Вилкас, заметив его полный отчаяния взгляд, только подмигнул и растянул губы до ушей.
Uzaugo lineliai,
Geltoni grudeliai.
Oi vija…
Пронзительный вой, раздавшийся из чащи, заставил литвина замолчать на полувздохе и озадаченно вытаращить глаза.
Заржали лошади, вырываясь из постромок.
Конь под Никитой встал на дыбы так, что седоку пришлось двумя руками схватиться за его шею, дабы не вывалиться из седла. Чубарый Вилкаса прижал уши и рванулся в сторону.

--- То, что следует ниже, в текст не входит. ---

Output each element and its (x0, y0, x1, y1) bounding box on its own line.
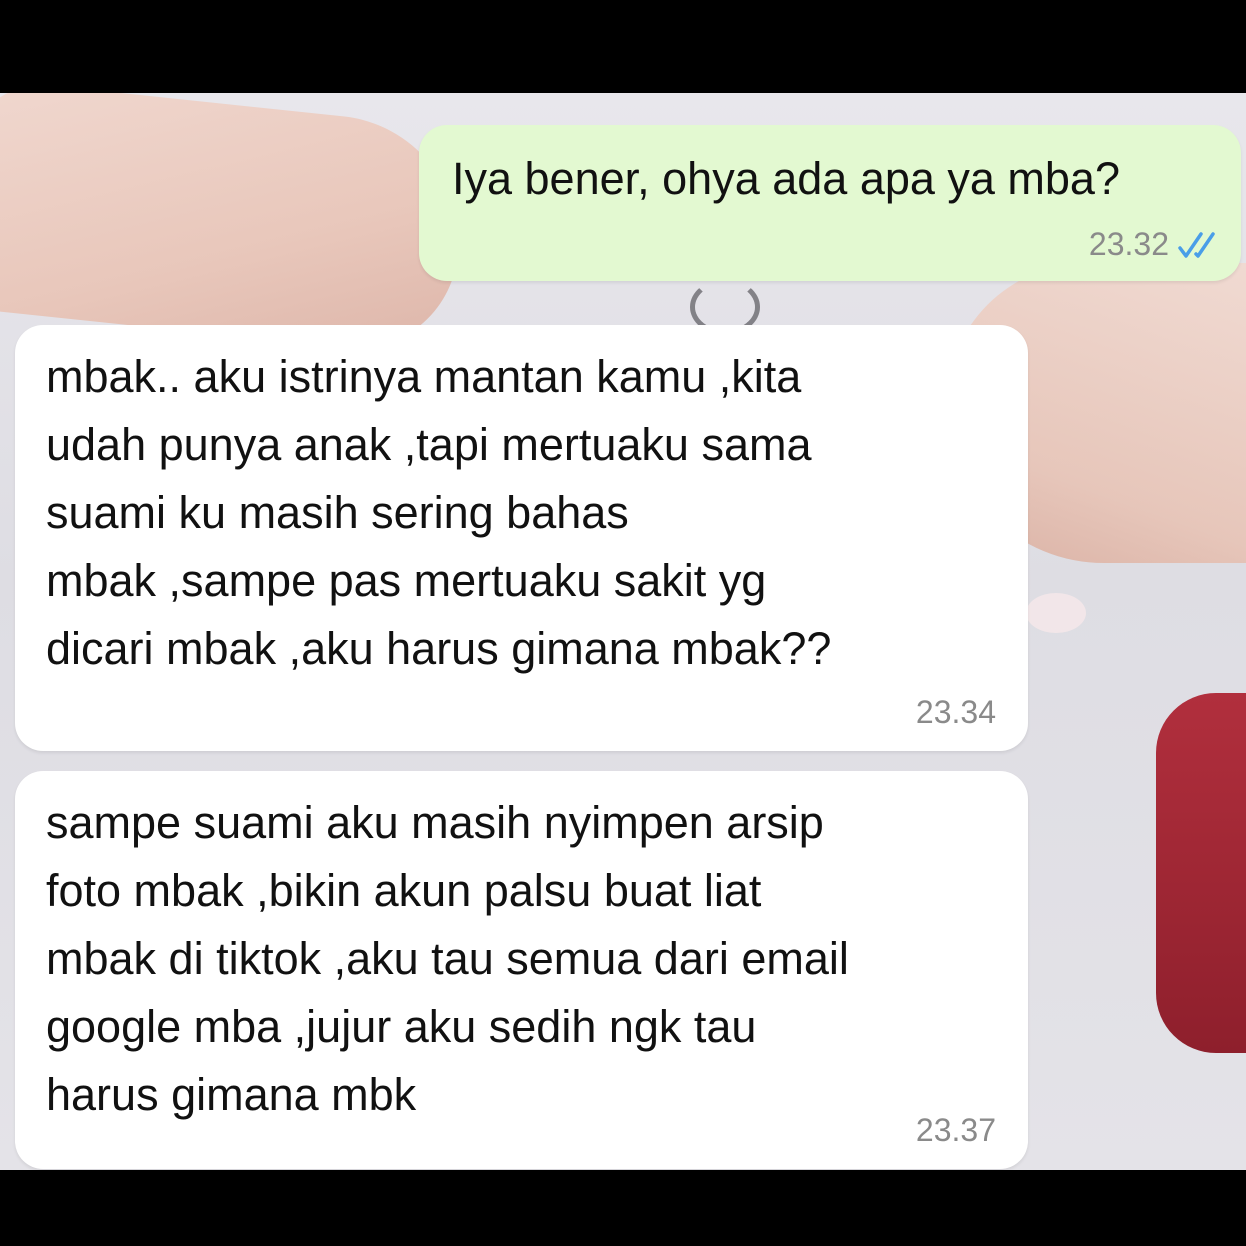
incoming-message-bubble[interactable]: sampe suami aku masih nyimpen arsip foto… (15, 771, 1028, 1169)
message-time: 23.34 (915, 694, 996, 730)
double-check-read-icon (1177, 230, 1221, 260)
message-text: mbak.. aku istrinya mantan kamu ,kita ud… (46, 351, 832, 674)
outgoing-message-bubble[interactable]: Iya bener, ohya ada apa ya mba? 23.32 (419, 125, 1241, 281)
background-hand-left (0, 93, 471, 359)
message-meta: 23.32 (1089, 226, 1221, 263)
chat-area[interactable]: Iya bener, ohya ada apa ya mba? 23.32 mb… (0, 93, 1246, 1170)
message-text: Iya bener, ohya ada apa ya mba? (452, 153, 1120, 204)
message-time: 23.37 (915, 1112, 996, 1148)
message-meta: 23.37 (916, 1112, 996, 1149)
background-nail (1026, 593, 1086, 633)
incoming-message-bubble[interactable]: mbak.. aku istrinya mantan kamu ,kita ud… (15, 325, 1028, 751)
background-red-cloth (1156, 693, 1246, 1053)
screenshot-frame: Iya bener, ohya ada apa ya mba? 23.32 mb… (0, 0, 1246, 1246)
message-text: sampe suami aku masih nyimpen arsip foto… (46, 797, 849, 1120)
message-meta: 23.34 (916, 694, 996, 731)
message-time: 23.32 (1088, 226, 1169, 262)
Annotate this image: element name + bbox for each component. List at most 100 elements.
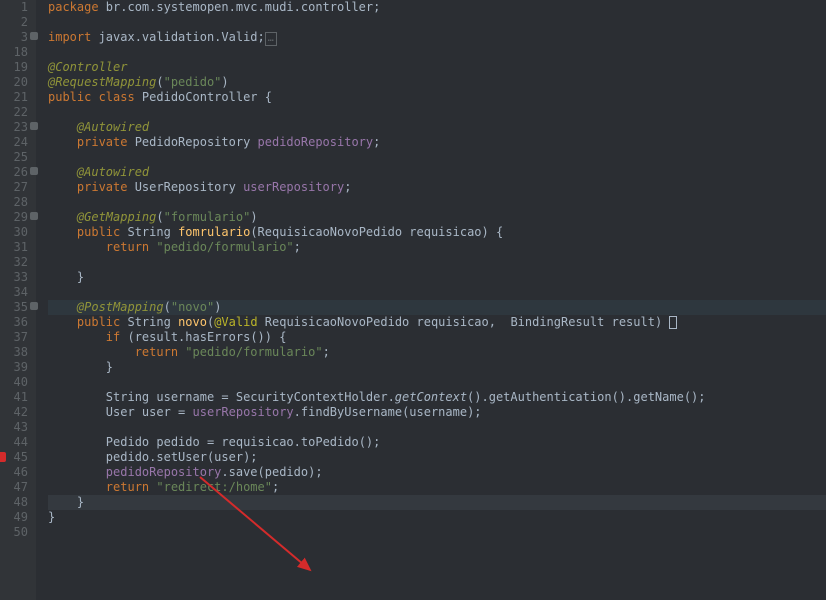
code-line[interactable]: Pedido pedido = requisicao.toPedido(); bbox=[48, 435, 826, 450]
token-kw: private bbox=[77, 135, 135, 149]
token-kw: package bbox=[48, 0, 99, 14]
line-number: 44 bbox=[0, 435, 28, 450]
line-number: 37 bbox=[0, 330, 28, 345]
token-punc: ( bbox=[156, 210, 163, 224]
fold-marker-icon[interactable] bbox=[30, 32, 38, 40]
code-line[interactable] bbox=[48, 285, 826, 300]
token-punc: ; bbox=[294, 240, 301, 254]
token-punc: (); bbox=[684, 390, 706, 404]
code-line[interactable] bbox=[48, 45, 826, 60]
error-marker-icon bbox=[0, 452, 6, 462]
code-line[interactable]: } bbox=[48, 360, 826, 375]
token-static-call: getContext bbox=[395, 390, 467, 404]
fold-marker-icon[interactable] bbox=[30, 167, 38, 175]
code-line[interactable]: public String novo(@Valid RequisicaoNovo… bbox=[48, 315, 826, 330]
token-cls-def: PedidoController bbox=[142, 90, 258, 104]
token-punc: ) bbox=[214, 300, 221, 314]
code-line[interactable]: @Autowired bbox=[48, 120, 826, 135]
fold-marker-icon[interactable] bbox=[30, 212, 38, 220]
line-gutter: 1231819202122232425262728293031323334353… bbox=[0, 0, 36, 600]
token-punc: ) bbox=[221, 75, 228, 89]
code-line[interactable] bbox=[48, 420, 826, 435]
token-anno-it: @GetMapping bbox=[77, 210, 156, 224]
code-line[interactable]: } bbox=[48, 270, 826, 285]
code-line[interactable]: private PedidoRepository pedidoRepositor… bbox=[48, 135, 826, 150]
line-number: 32 bbox=[0, 255, 28, 270]
code-line[interactable] bbox=[48, 150, 826, 165]
token-punc: ( bbox=[164, 300, 171, 314]
line-number: 2 bbox=[0, 15, 28, 30]
token-field: userRepository bbox=[193, 405, 294, 419]
code-line[interactable] bbox=[48, 15, 826, 30]
code-line[interactable]: } bbox=[48, 495, 826, 510]
token-punc: (pedido); bbox=[258, 465, 323, 479]
code-line[interactable]: pedido.setUser(user); bbox=[48, 450, 826, 465]
token-str: "novo" bbox=[171, 300, 214, 314]
token-type: String bbox=[127, 315, 178, 329]
code-line[interactable]: return "pedido/formulario"; bbox=[48, 240, 826, 255]
token-type: User bbox=[106, 405, 142, 419]
token-kw: import bbox=[48, 30, 91, 44]
code-editor[interactable]: 1231819202122232425262728293031323334353… bbox=[0, 0, 826, 600]
token-type: RequisicaoNovoPedido bbox=[258, 225, 410, 239]
code-line[interactable]: return "pedido/formulario"; bbox=[48, 345, 826, 360]
code-line[interactable]: } bbox=[48, 510, 826, 525]
code-area[interactable]: package br.com.systemopen.mvc.mudi.contr… bbox=[36, 0, 826, 600]
token-param: result bbox=[612, 315, 655, 329]
code-line[interactable]: @Autowired bbox=[48, 165, 826, 180]
folded-indicator-icon[interactable]: … bbox=[265, 32, 277, 46]
code-line[interactable]: @PostMapping("novo") bbox=[48, 300, 826, 315]
token-punc: . bbox=[294, 405, 301, 419]
token-str: "redirect:/home" bbox=[156, 480, 272, 494]
token-punc: . bbox=[221, 465, 228, 479]
code-line[interactable]: @Controller bbox=[48, 60, 826, 75]
line-number: 47 bbox=[0, 480, 28, 495]
code-line[interactable]: if (result.hasErrors()) { bbox=[48, 330, 826, 345]
token-punc: ; bbox=[344, 180, 351, 194]
token-type: RequisicaoNovoPedido bbox=[265, 315, 417, 329]
token-anno-it: @PostMapping bbox=[77, 300, 164, 314]
token-pkg: br.com.systemopen.mvc.mudi.controller bbox=[99, 0, 374, 14]
token-punc: pedido. bbox=[106, 450, 157, 464]
code-line[interactable] bbox=[48, 255, 826, 270]
code-line[interactable]: import javax.validation.Valid;… bbox=[48, 30, 826, 45]
code-line[interactable]: pedidoRepository.save(pedido); bbox=[48, 465, 826, 480]
token-punc: } bbox=[77, 495, 84, 509]
token-punc: , bbox=[489, 315, 511, 329]
token-var: user bbox=[142, 405, 171, 419]
code-line[interactable] bbox=[48, 375, 826, 390]
line-number: 50 bbox=[0, 525, 28, 540]
code-line[interactable]: @GetMapping("formulario") bbox=[48, 210, 826, 225]
code-line[interactable]: User user = userRepository.findByUsernam… bbox=[48, 405, 826, 420]
line-number: 43 bbox=[0, 420, 28, 435]
token-anno-it: @Autowired bbox=[77, 165, 149, 179]
token-kw: public class bbox=[48, 90, 142, 104]
code-line[interactable]: private UserRepository userRepository; bbox=[48, 180, 826, 195]
code-line[interactable]: package br.com.systemopen.mvc.mudi.contr… bbox=[48, 0, 826, 15]
line-number: 42 bbox=[0, 405, 28, 420]
token-punc: ; bbox=[272, 480, 279, 494]
code-line[interactable]: String username = SecurityContextHolder.… bbox=[48, 390, 826, 405]
token-punc: } bbox=[106, 360, 113, 374]
code-line[interactable] bbox=[48, 195, 826, 210]
token-punc: (user); bbox=[207, 450, 258, 464]
code-line[interactable]: return "redirect:/home"; bbox=[48, 480, 826, 495]
token-field: pedidoRepository bbox=[106, 465, 222, 479]
code-line[interactable]: public String fomrulario(RequisicaoNovoP… bbox=[48, 225, 826, 240]
token-str: "formulario" bbox=[164, 210, 251, 224]
token-anno-it: @Autowired bbox=[77, 120, 149, 134]
code-line[interactable]: @RequestMapping("pedido") bbox=[48, 75, 826, 90]
code-line[interactable]: public class PedidoController { bbox=[48, 90, 826, 105]
line-number: 48 bbox=[0, 495, 28, 510]
line-number: 22 bbox=[0, 105, 28, 120]
fold-marker-icon[interactable] bbox=[30, 302, 38, 310]
token-type: String bbox=[127, 225, 178, 239]
token-type: BindingResult bbox=[510, 315, 611, 329]
token-call: setUser bbox=[156, 450, 207, 464]
code-line[interactable] bbox=[48, 105, 826, 120]
line-number: 1 bbox=[0, 0, 28, 15]
token-punc: ; bbox=[373, 135, 380, 149]
fold-marker-icon[interactable] bbox=[30, 122, 38, 130]
code-line[interactable] bbox=[48, 525, 826, 540]
token-anno-it: @RequestMapping bbox=[48, 75, 156, 89]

Возницы закричали, натягивая вожжи.
Одни сани подались назад, наваливаясь на идущие следом. Хрустнула оглобля. Гладила, вскочив на ноги, заорал что-то зло и неистово, размахивая кулаками.

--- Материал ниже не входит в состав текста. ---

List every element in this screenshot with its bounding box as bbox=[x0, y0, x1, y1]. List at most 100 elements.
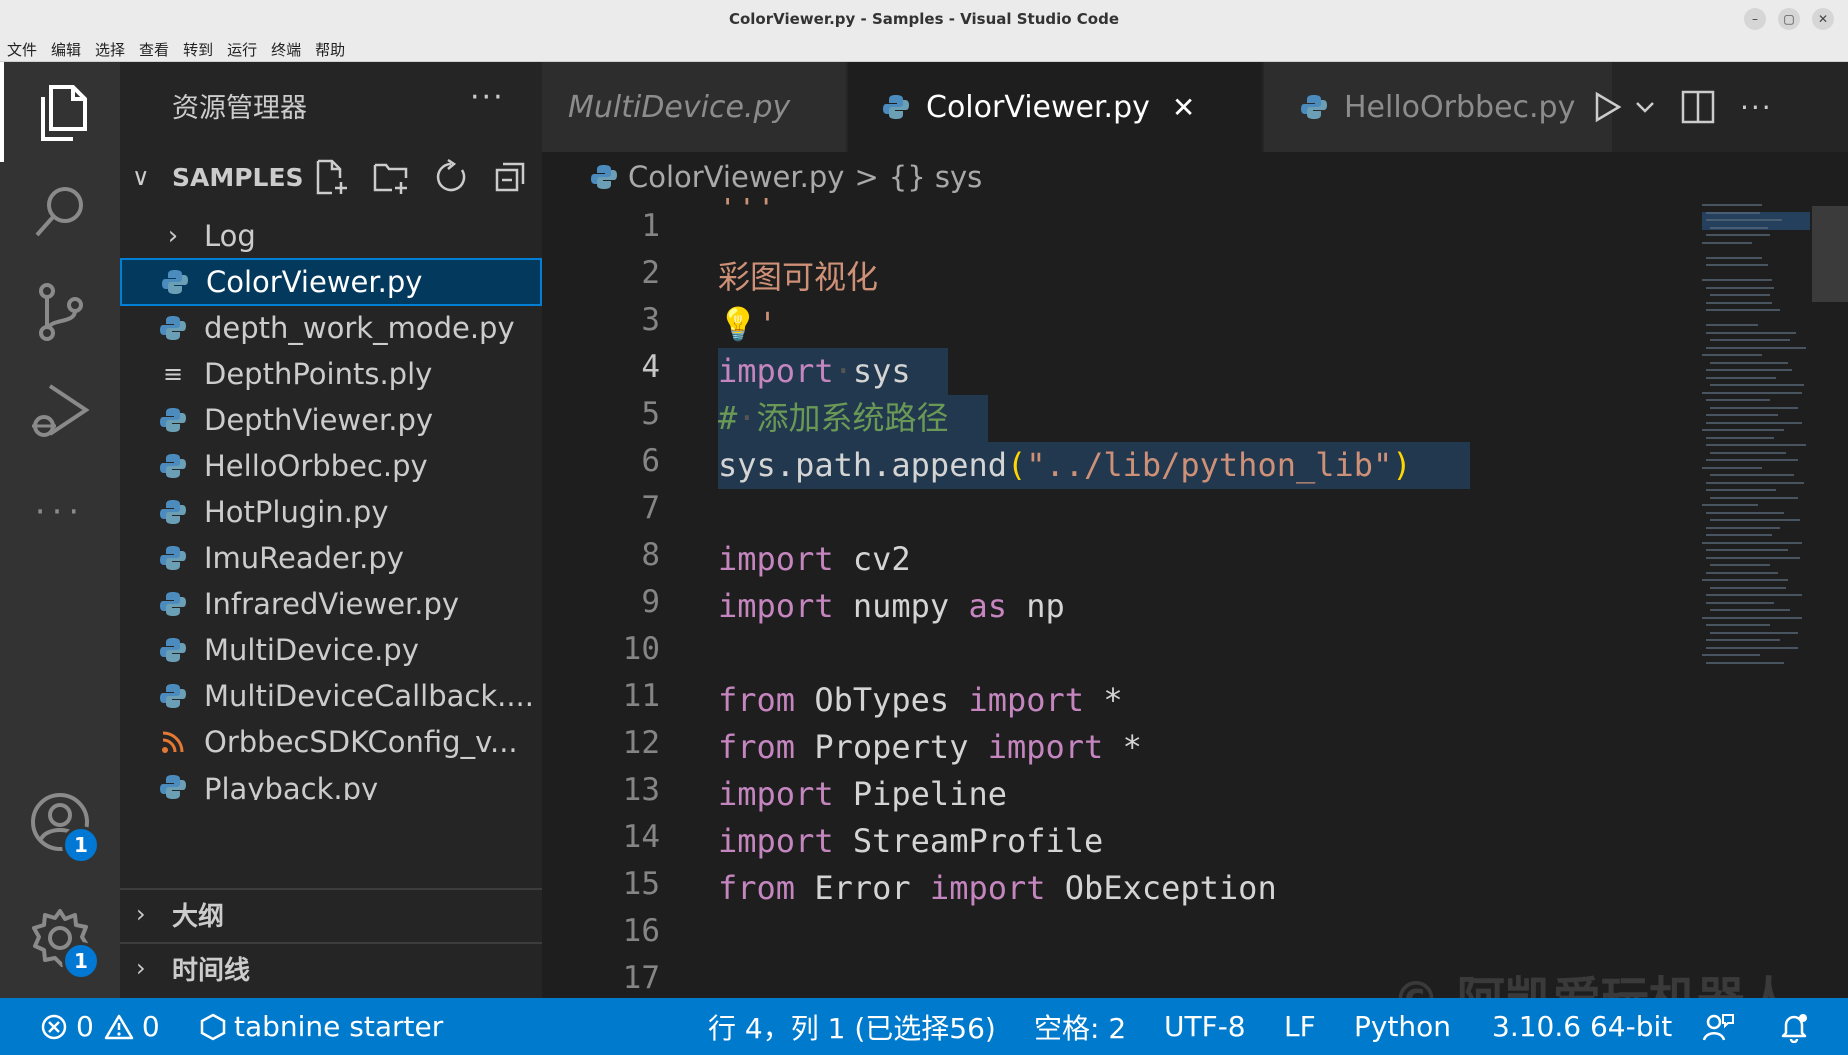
breadcrumb-separator: > bbox=[854, 160, 879, 194]
minimap-line bbox=[1710, 564, 1770, 566]
feedback-status[interactable] bbox=[1702, 998, 1734, 1055]
minimap-line bbox=[1706, 459, 1798, 461]
tab-colorviewer[interactable]: ColorViewer.py ✕ bbox=[848, 62, 1262, 152]
close-window-button[interactable]: ✕ bbox=[1812, 8, 1834, 30]
minimap-line bbox=[1710, 609, 1790, 611]
minimap-line bbox=[1706, 481, 1804, 484]
minimap-line bbox=[1706, 549, 1788, 551]
tree-item-file[interactable]: ColorViewer.py bbox=[120, 258, 542, 306]
minimap-line bbox=[1706, 234, 1770, 236]
explorer-activity[interactable] bbox=[0, 62, 120, 162]
close-tab-icon[interactable]: ✕ bbox=[1172, 91, 1195, 124]
tree-item-file[interactable]: ≡ DepthPoints.ply bbox=[120, 350, 542, 398]
python-file-icon bbox=[1300, 93, 1328, 121]
tree-item-file[interactable]: ImuReader.py bbox=[120, 534, 542, 582]
python-file-icon bbox=[160, 267, 190, 297]
timeline-panel-header[interactable]: › 时间线 bbox=[120, 942, 542, 992]
chevron-down-icon[interactable] bbox=[1634, 96, 1656, 118]
minimap-line bbox=[1706, 286, 1774, 289]
rss-file-icon bbox=[158, 727, 188, 757]
line-number: 2 bbox=[641, 255, 660, 291]
more-activity[interactable]: ··· bbox=[0, 462, 120, 562]
problems-status[interactable]: 0 0 bbox=[40, 998, 160, 1055]
accounts-activity[interactable]: 1 bbox=[0, 772, 120, 872]
tree-item-file[interactable]: MultiDevice.py bbox=[120, 626, 542, 674]
source-control-activity[interactable] bbox=[0, 262, 120, 362]
code-line: #·添加系统路径 bbox=[718, 399, 949, 437]
minimap-line bbox=[1702, 391, 1802, 394]
minimap[interactable] bbox=[1702, 200, 1810, 680]
line-number: 7 bbox=[641, 490, 660, 526]
minimap-line bbox=[1706, 639, 1780, 641]
menu-terminal[interactable]: 终端 bbox=[264, 39, 308, 60]
tree-item-file[interactable]: Playback.py bbox=[120, 764, 542, 800]
line-number: 12 bbox=[622, 725, 660, 761]
eol-status[interactable]: LF bbox=[1284, 998, 1316, 1055]
breadcrumb-symbol[interactable]: {} sys bbox=[889, 160, 983, 194]
window-title: ColorViewer.py - Samples - Visual Studio… bbox=[728, 10, 1120, 28]
minimap-line bbox=[1702, 541, 1802, 544]
code-line: import numpy as np bbox=[718, 587, 1065, 625]
tree-item-file[interactable]: HotPlugin.py bbox=[120, 488, 542, 536]
lightbulb-icon[interactable]: 💡 bbox=[718, 305, 758, 343]
line-number: 10 bbox=[622, 631, 660, 667]
run-icon[interactable] bbox=[1590, 90, 1624, 124]
menu-run[interactable]: 运行 bbox=[220, 39, 264, 60]
minimap-line bbox=[1710, 451, 1786, 454]
maximize-button[interactable]: ▢ bbox=[1778, 8, 1800, 30]
bell-icon bbox=[1781, 1013, 1807, 1043]
menu-file[interactable]: 文件 bbox=[0, 39, 44, 60]
warning-icon bbox=[104, 1014, 134, 1039]
search-icon bbox=[35, 187, 83, 237]
outline-panel-header[interactable]: › 大纲 bbox=[120, 888, 542, 938]
minimap-line bbox=[1706, 661, 1784, 664]
breadcrumb: ColorViewer.py > {} sys bbox=[590, 155, 982, 199]
notifications-status[interactable] bbox=[1778, 998, 1810, 1055]
tree-item-folder[interactable]: › Log bbox=[120, 212, 542, 260]
language-status[interactable]: Python bbox=[1354, 998, 1451, 1055]
tabnine-icon bbox=[200, 1013, 226, 1040]
minimap-line bbox=[1706, 601, 1774, 604]
cursor-position-status[interactable]: 行 4，列 1 (已选择56) bbox=[708, 998, 996, 1055]
minimap-line bbox=[1702, 354, 1762, 356]
chevron-right-icon: › bbox=[136, 900, 146, 928]
menu-go[interactable]: 转到 bbox=[176, 39, 220, 60]
menu-help[interactable]: 帮助 bbox=[308, 39, 352, 60]
tab-helloorbbec[interactable]: HelloOrbbec.py bbox=[1264, 62, 1612, 152]
tree-item-file[interactable]: OrbbecSDKConfig_v... bbox=[120, 718, 542, 766]
tree-item-file[interactable]: depth_work_mode.py bbox=[120, 304, 542, 352]
minimap-line bbox=[1706, 301, 1772, 304]
tabnine-status[interactable]: tabnine starter bbox=[200, 998, 443, 1055]
breadcrumb-file[interactable]: ColorViewer.py bbox=[628, 160, 844, 194]
tree-item-file[interactable]: HelloOrbbec.py bbox=[120, 442, 542, 490]
minimap-line bbox=[1706, 309, 1780, 311]
indentation-status[interactable]: 空格: 2 bbox=[1034, 998, 1126, 1055]
menu-view[interactable]: 查看 bbox=[132, 39, 176, 60]
tree-item-file[interactable]: DepthViewer.py bbox=[120, 396, 542, 444]
line-number: 15 bbox=[622, 866, 660, 902]
encoding-status[interactable]: UTF-8 bbox=[1164, 998, 1246, 1055]
minimap-line bbox=[1706, 324, 1758, 326]
minimap-line bbox=[1702, 466, 1762, 469]
more-actions-icon[interactable]: ··· bbox=[1740, 91, 1773, 124]
split-editor-icon[interactable] bbox=[1680, 89, 1716, 125]
code-line: import·sys bbox=[718, 352, 911, 390]
menu-edit[interactable]: 编辑 bbox=[44, 39, 88, 60]
manage-activity[interactable]: 1 bbox=[0, 888, 120, 988]
python-file-icon bbox=[158, 451, 188, 481]
minimap-line bbox=[1702, 579, 1788, 581]
interpreter-status[interactable]: 3.10.6 64-bit bbox=[1492, 998, 1672, 1055]
editor-scrollbar[interactable] bbox=[1812, 206, 1848, 302]
minimap-line bbox=[1710, 519, 1800, 521]
search-activity[interactable] bbox=[0, 162, 120, 262]
status-bar: 0 0 tabnine starter 行 4，列 1 (已选择56) 空格: … bbox=[0, 998, 1848, 1055]
tree-item-file[interactable]: InfraredViewer.py bbox=[120, 580, 542, 628]
minimap-line bbox=[1710, 406, 1798, 409]
menu-selection[interactable]: 选择 bbox=[88, 39, 132, 60]
tree-item-file[interactable]: MultiDeviceCallback.... bbox=[120, 672, 542, 720]
run-debug-activity[interactable] bbox=[0, 362, 120, 462]
minimize-button[interactable]: – bbox=[1744, 8, 1766, 30]
tab-multidevice[interactable]: MultiDevice.py bbox=[542, 62, 846, 152]
minimap-line bbox=[1706, 414, 1778, 416]
python-file-icon bbox=[158, 497, 188, 527]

А из лесу на дорогу выплеснулась толпа голосящих, рычащих, размахивающих дубинами людей.
Никита, вцепившись в поводья двумя руками, боролся с конем, порывающимся сбросить его и умчаться куда глаза глядят. В голове билась одна мысль: «Достать клинки и сражаться!» Но как это сделать, если мышастый, словно обезумев, бил задом и хрипел, выбрасывая клубы пара из распяленного удилами рта?
Время будто остановилось.
Нападающие, одетые в рванье и облезлые шубы мехом наружу, налетели на сгрудившиеся сани.
Замелькали дубины.
Купцы ответили кистенями и палицами.
Добрян, привстав на стременах, наотмашь рубанул по шее ближайшего к нему врага. Широким веером брызнула кровь.
– Босеан!!!
С этим кличем брат Жоффрей врубился в рычащую толпу. Рыцарь бросил повод и сжимал эфес меча двумя руками.
– Non nobis Domine, non nobis, sed nomini Tuo da gloriam!!!
Улан-мэрген перепрыгнул с седла на кучу товаров, высящуюся на санях, и пытался натянуть тетиву на лук. Петля все соскальзывала и соскальзывала, не слушаясь трясущихся пальцев.
– Бей-убивай, друзья!!!
Вилкас направил коня прямо на врагов. Одного свалил ударом палицы, двое попали под широкие копыта чубарого.
– Прыгай! Прыгай! – кричал ордынец.
«Куда прыгать?» – не мог сообразить Никита. Тут и так все усилия прикладываешь, чтобы не свалиться. Да еще, кажется, нога в стремени застряла!